道々の枝折

好奇心の趣くままに、見たこと・聞いたこと・思ったこと・為たこと、そして考えたこと・・・

始めあるもの終りあり

2021年03月07日 | 人文考察

始めあるもの終りあり。
生者必滅会者定離のこの世にあって、我が身一統だけは弥栄に恵まれると信じて暮らしているのは、相当想像力の欠けた楽観的な人間か増上慢な人物と見てよいだろう。滅する以前に終止を悟ることができない人たちは、予想以上に多い。

省察と見切りの悪さに因るものだろうが、自ら気づけない。特に権威や権力のある人たちに観察される特徴である。それほどに、権威・権力の座は居心地が好く、恍惚感に包まれ、当人に覚醒を促さないものであるらしい。まさに裸の王様の図である。

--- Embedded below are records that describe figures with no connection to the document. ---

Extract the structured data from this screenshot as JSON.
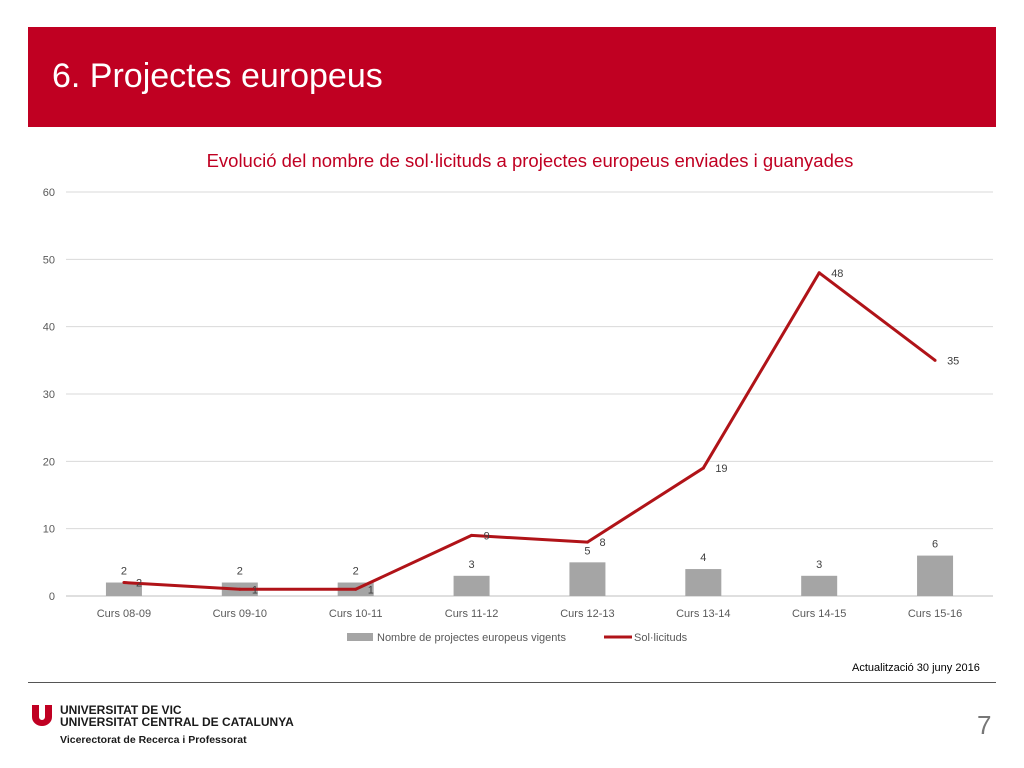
{
  "slide": {
    "title": "6. Projectes europeus",
    "updated": "Actualització 30 juny 2016",
    "page_number": "7"
  },
  "footer": {
    "university_line1": "UNIVERSITAT DE VIC",
    "university_line2": "UNIVERSITAT CENTRAL DE CATALUNYA",
    "vicerectorat": "Vicerectorat de Recerca i Professorat"
  },
  "colors": {
    "brand_red": "#c00022",
    "bar_gray": "#a5a5a5",
    "line_red": "#b01318"
  },
  "chart_data": {
    "type": "bar",
    "title": "Evolució del nombre de sol·licituds a projectes europeus enviades i guanyades",
    "xlabel": "",
    "ylabel": "",
    "ylim": [
      0,
      60
    ],
    "yticks": [
      0,
      10,
      20,
      30,
      40,
      50,
      60
    ],
    "grid": true,
    "legend": "bottom",
    "categories": [
      "Curs 08-09",
      "Curs 09-10",
      "Curs 10-11",
      "Curs 11-12",
      "Curs 12-13",
      "Curs 13-14",
      "Curs 14-15",
      "Curs 15-16"
    ],
    "series": [
      {
        "name": "Nombre de projectes europeus vigents",
        "type": "bar",
        "values": [
          2,
          2,
          2,
          3,
          5,
          4,
          3,
          6
        ]
      },
      {
        "name": "Sol·licituds",
        "type": "line",
        "values": [
          2,
          1,
          1,
          9,
          8,
          19,
          48,
          35
        ]
      }
    ]
  }
}
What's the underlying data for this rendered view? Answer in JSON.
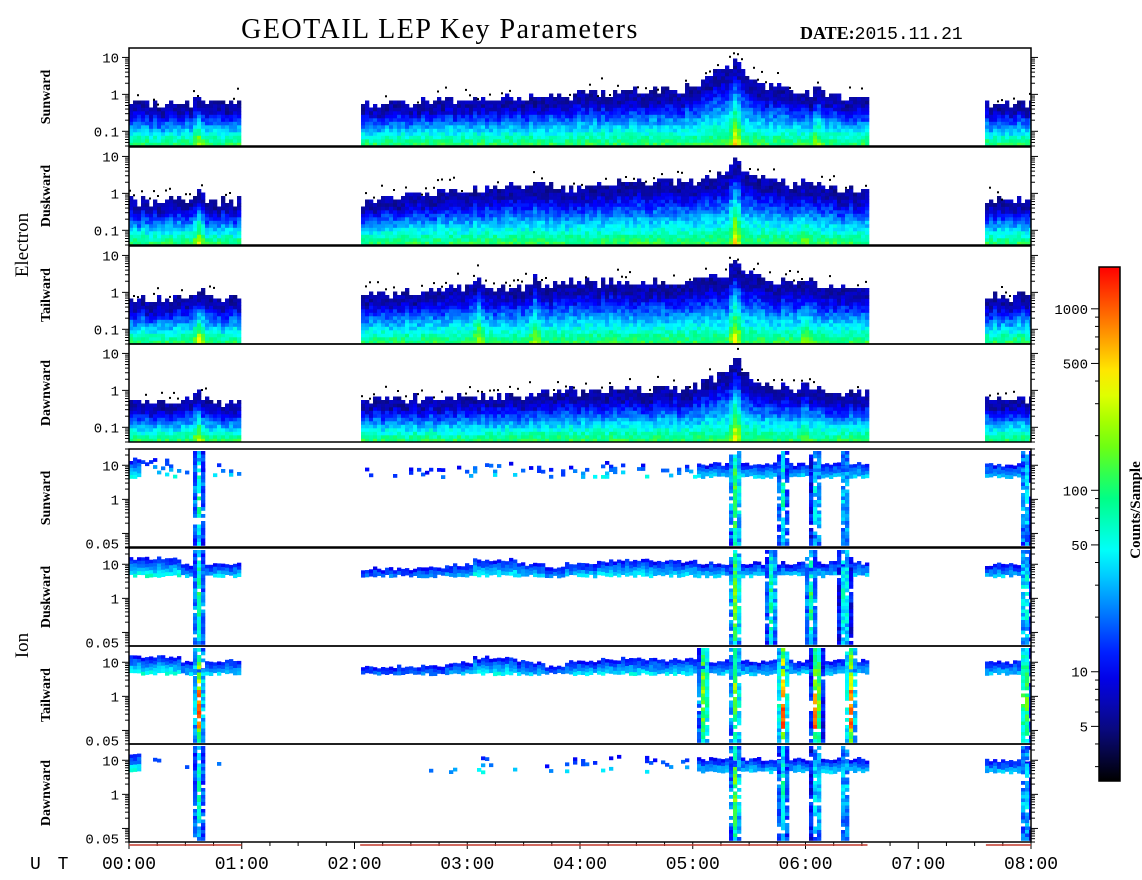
{
  "header": {
    "title": "GEOTAIL LEP Key Parameters",
    "date_label": "DATE:",
    "date_value": "2015.11.21"
  },
  "groups": [
    {
      "name": "Electron",
      "panel_indices": [
        0,
        1,
        2,
        3
      ]
    },
    {
      "name": "Ion",
      "panel_indices": [
        4,
        5,
        6,
        7
      ]
    }
  ],
  "x_axis": {
    "prefix": "U T",
    "tick_labels": [
      "00:00",
      "01:00",
      "02:00",
      "03:00",
      "04:00",
      "05:00",
      "06:00",
      "07:00",
      "08:00"
    ]
  },
  "colorbar": {
    "label": "Counts/Sample",
    "tick_labels": [
      "5",
      "10",
      "50",
      "100",
      "500",
      "1000"
    ],
    "tick_values": [
      5,
      10,
      50,
      100,
      500,
      1000
    ],
    "range": [
      2.5,
      1700
    ],
    "scale": "log",
    "colormap": [
      "#000000",
      "#0a0a8c",
      "#0000ff",
      "#0080ff",
      "#00ffff",
      "#00ff80",
      "#80ff00",
      "#ffff00",
      "#ff8000",
      "#ff0000"
    ]
  },
  "chart_data": {
    "type": "heatmap",
    "title": "GEOTAIL LEP Key Parameters",
    "date": "2015.11.21",
    "x_range_hours": [
      0,
      8
    ],
    "x_tick_labels": [
      "00:00",
      "01:00",
      "02:00",
      "03:00",
      "04:00",
      "05:00",
      "06:00",
      "07:00",
      "08:00"
    ],
    "data_coverage_hours": [
      [
        0.0,
        1.0
      ],
      [
        2.05,
        6.55
      ],
      [
        7.6,
        8.0
      ]
    ],
    "panels": [
      {
        "species": "Electron",
        "direction": "Sunward",
        "y_scale": "log",
        "y_range": [
          0.04,
          18
        ],
        "y_tick_labels": [
          "10",
          "1",
          "0.1"
        ],
        "y_tick_values": [
          10,
          1,
          0.1
        ],
        "profile": [
          [
            0,
            0.5
          ],
          [
            1,
            0.5
          ],
          [
            2.05,
            0.5
          ],
          [
            3.0,
            0.6
          ],
          [
            4.0,
            0.9
          ],
          [
            4.6,
            1.0
          ],
          [
            5.0,
            1.3
          ],
          [
            5.4,
            5.0
          ],
          [
            5.6,
            1.5
          ],
          [
            6.0,
            1.0
          ],
          [
            6.55,
            0.6
          ],
          [
            7.6,
            0.5
          ],
          [
            8.0,
            0.5
          ]
        ],
        "events": [
          [
            0.62,
            0.35
          ],
          [
            5.38,
            0.5
          ],
          [
            6.1,
            0.25
          ]
        ]
      },
      {
        "species": "Electron",
        "direction": "Duskward",
        "y_scale": "log",
        "y_range": [
          0.04,
          18
        ],
        "y_tick_labels": [
          "10",
          "1",
          "0.1"
        ],
        "y_tick_values": [
          10,
          1,
          0.1
        ],
        "profile": [
          [
            0,
            0.55
          ],
          [
            1,
            0.55
          ],
          [
            2.05,
            0.5
          ],
          [
            3.0,
            1.0
          ],
          [
            3.5,
            1.5
          ],
          [
            4.0,
            1.3
          ],
          [
            4.5,
            1.8
          ],
          [
            5.0,
            1.6
          ],
          [
            5.4,
            4.0
          ],
          [
            5.7,
            1.8
          ],
          [
            6.0,
            1.4
          ],
          [
            6.55,
            1.0
          ],
          [
            7.6,
            0.6
          ],
          [
            8.0,
            0.6
          ]
        ],
        "events": [
          [
            0.62,
            0.4
          ],
          [
            5.38,
            0.55
          ],
          [
            6.0,
            0.2
          ]
        ]
      },
      {
        "species": "Electron",
        "direction": "Tailward",
        "y_scale": "log",
        "y_range": [
          0.04,
          18
        ],
        "y_tick_labels": [
          "10",
          "1",
          "0.1"
        ],
        "y_tick_values": [
          10,
          1,
          0.1
        ],
        "profile": [
          [
            0,
            0.6
          ],
          [
            1,
            0.6
          ],
          [
            2.05,
            0.6
          ],
          [
            3.0,
            1.2
          ],
          [
            3.5,
            1.3
          ],
          [
            4.0,
            1.6
          ],
          [
            4.5,
            1.8
          ],
          [
            5.0,
            1.5
          ],
          [
            5.4,
            3.5
          ],
          [
            5.7,
            1.8
          ],
          [
            6.0,
            1.5
          ],
          [
            6.55,
            1.0
          ],
          [
            7.6,
            0.7
          ],
          [
            8.0,
            0.7
          ]
        ],
        "events": [
          [
            0.62,
            0.5
          ],
          [
            3.1,
            0.35
          ],
          [
            3.6,
            0.3
          ],
          [
            5.38,
            0.55
          ],
          [
            6.0,
            0.25
          ]
        ]
      },
      {
        "species": "Electron",
        "direction": "Dawnward",
        "y_scale": "log",
        "y_range": [
          0.04,
          18
        ],
        "y_tick_labels": [
          "10",
          "1",
          "0.1"
        ],
        "y_tick_values": [
          10,
          1,
          0.1
        ],
        "profile": [
          [
            0,
            0.45
          ],
          [
            1,
            0.45
          ],
          [
            2.05,
            0.45
          ],
          [
            3.0,
            0.6
          ],
          [
            4.0,
            0.8
          ],
          [
            4.6,
            0.9
          ],
          [
            5.0,
            1.0
          ],
          [
            5.4,
            3.2
          ],
          [
            5.6,
            1.2
          ],
          [
            6.0,
            1.0
          ],
          [
            6.55,
            0.7
          ],
          [
            7.6,
            0.5
          ],
          [
            8.0,
            0.5
          ]
        ],
        "events": [
          [
            0.62,
            0.4
          ],
          [
            5.38,
            0.5
          ],
          [
            6.0,
            0.2
          ]
        ]
      },
      {
        "species": "Ion",
        "direction": "Sunward",
        "y_scale": "log",
        "y_range": [
          0.04,
          30
        ],
        "y_tick_labels": [
          "10",
          "1",
          "0.05"
        ],
        "y_tick_values": [
          10,
          1,
          0.05
        ],
        "profile": [],
        "events": [
          [
            0.62,
            0.45
          ],
          [
            5.38,
            0.7
          ],
          [
            5.8,
            0.45
          ],
          [
            6.1,
            0.45
          ],
          [
            6.35,
            0.4
          ],
          [
            7.95,
            0.4
          ]
        ]
      },
      {
        "species": "Ion",
        "direction": "Duskward",
        "y_scale": "log",
        "y_range": [
          0.04,
          30
        ],
        "y_tick_labels": [
          "10",
          "1",
          "0.05"
        ],
        "y_tick_values": [
          10,
          1,
          0.05
        ],
        "profile": [],
        "events": [
          [
            0.62,
            0.5
          ],
          [
            5.38,
            0.75
          ],
          [
            5.7,
            0.55
          ],
          [
            6.05,
            0.55
          ],
          [
            6.35,
            0.55
          ],
          [
            7.95,
            0.5
          ]
        ]
      },
      {
        "species": "Ion",
        "direction": "Tailward",
        "y_scale": "log",
        "y_range": [
          0.04,
          30
        ],
        "y_tick_labels": [
          "10",
          "1",
          "0.05"
        ],
        "y_tick_values": [
          10,
          1,
          0.05
        ],
        "profile": [],
        "events": [
          [
            0.62,
            0.8
          ],
          [
            5.1,
            0.8
          ],
          [
            5.38,
            0.75
          ],
          [
            5.8,
            0.95
          ],
          [
            6.1,
            0.95
          ],
          [
            6.4,
            0.95
          ],
          [
            7.95,
            0.8
          ]
        ]
      },
      {
        "species": "Ion",
        "direction": "Dawnward",
        "y_scale": "log",
        "y_range": [
          0.04,
          30
        ],
        "y_tick_labels": [
          "10",
          "1",
          "0.05"
        ],
        "y_tick_values": [
          10,
          1,
          0.05
        ],
        "profile": [],
        "events": [
          [
            0.62,
            0.45
          ],
          [
            5.38,
            0.7
          ],
          [
            5.8,
            0.45
          ],
          [
            6.1,
            0.45
          ],
          [
            6.35,
            0.4
          ],
          [
            7.95,
            0.4
          ]
        ]
      }
    ],
    "ion_segments": [
      [
        0.0,
        0.45,
        0.75
      ],
      [
        0.45,
        0.6,
        0.5
      ],
      [
        0.6,
        0.68,
        0.3
      ],
      [
        0.68,
        1.0,
        0.55
      ],
      [
        2.05,
        2.8,
        0.3
      ],
      [
        2.8,
        3.05,
        0.45
      ],
      [
        3.05,
        3.45,
        0.7
      ],
      [
        3.45,
        3.7,
        0.5
      ],
      [
        3.7,
        3.85,
        0.3
      ],
      [
        3.85,
        4.15,
        0.55
      ],
      [
        4.15,
        4.6,
        0.65
      ],
      [
        4.6,
        5.05,
        0.6
      ],
      [
        5.05,
        6.55,
        0.55
      ],
      [
        7.6,
        8.0,
        0.5
      ]
    ]
  }
}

人は能力限界をパスオーバーしてしまえば、それまでの人生で築いた実績や栄光は、時の彼方に消え失せる。いつも新たに何かを生み出していなければ、存在を証明できない。そうでないと、過去にしがみつくしかない。

人生を山道に喩えるなら、喘ぎ喘ぎ登って到達した山の頂で道が途切れ、その先は断崖絶壁になっているのが、現実というものである。頂の先は百花彩る広闊な高原を想像していたのだが・・・それは夢想というものである。

西洋では権力の座を下りたら、潔く只の人になる。ならないとギロチンが待っているのかもしれない。そのようなシステムに社会がなっている。それが彼の地の文化的伝統だろう。

大統領でも普通の人に戻り、悠々自適、回想録など書き、権力と責任のない自由を愉しむ。権力から距離を置いて初めて訪れる境地であろう。現行権力と関わりを断ち、只の人に戻ったことをむしろ愉しむ。終わりの迎え方が潔い。実は多様な価値のある人には、滅する前にまた新たな始めが萌え出て来るのである。

哲学発祥の地の裔、アメリカ人やヨーロッパ人は、ともすれば観念の世界に陥りがちな中国人や我々よりも、人間と社会の本質をより詳しく知っているようだ。彼らは、日本のように、江戸の昔なら年寄・大人と呼んだ執行権のない相談役とか顧問とか、形ばかりの実権のない(=責任のない)役職で権力の末席に残ることをしない。前職が何らかの形で現行権力に影響を残すのは、私たち社会に固有のものだろうか?どう見ても権力に執着しているとしか思えない。

人間のつくった団体や組織は、生体と同様老化を免れない。常にその組織の機能の更新が行われているならさほど問題はないが、更新が間遠になれば、組織は機能が劣化する。このような団体は、当初はどれほど固い絆で結ばれていようとも、必ず紐帯が解け内部から崩壊が始まる。自壊作用というものである。そしてまた新たな始めがある。人は須く「始めあるもの終わりあり」である。
終わったら、新たな始まりを愉しむべきである。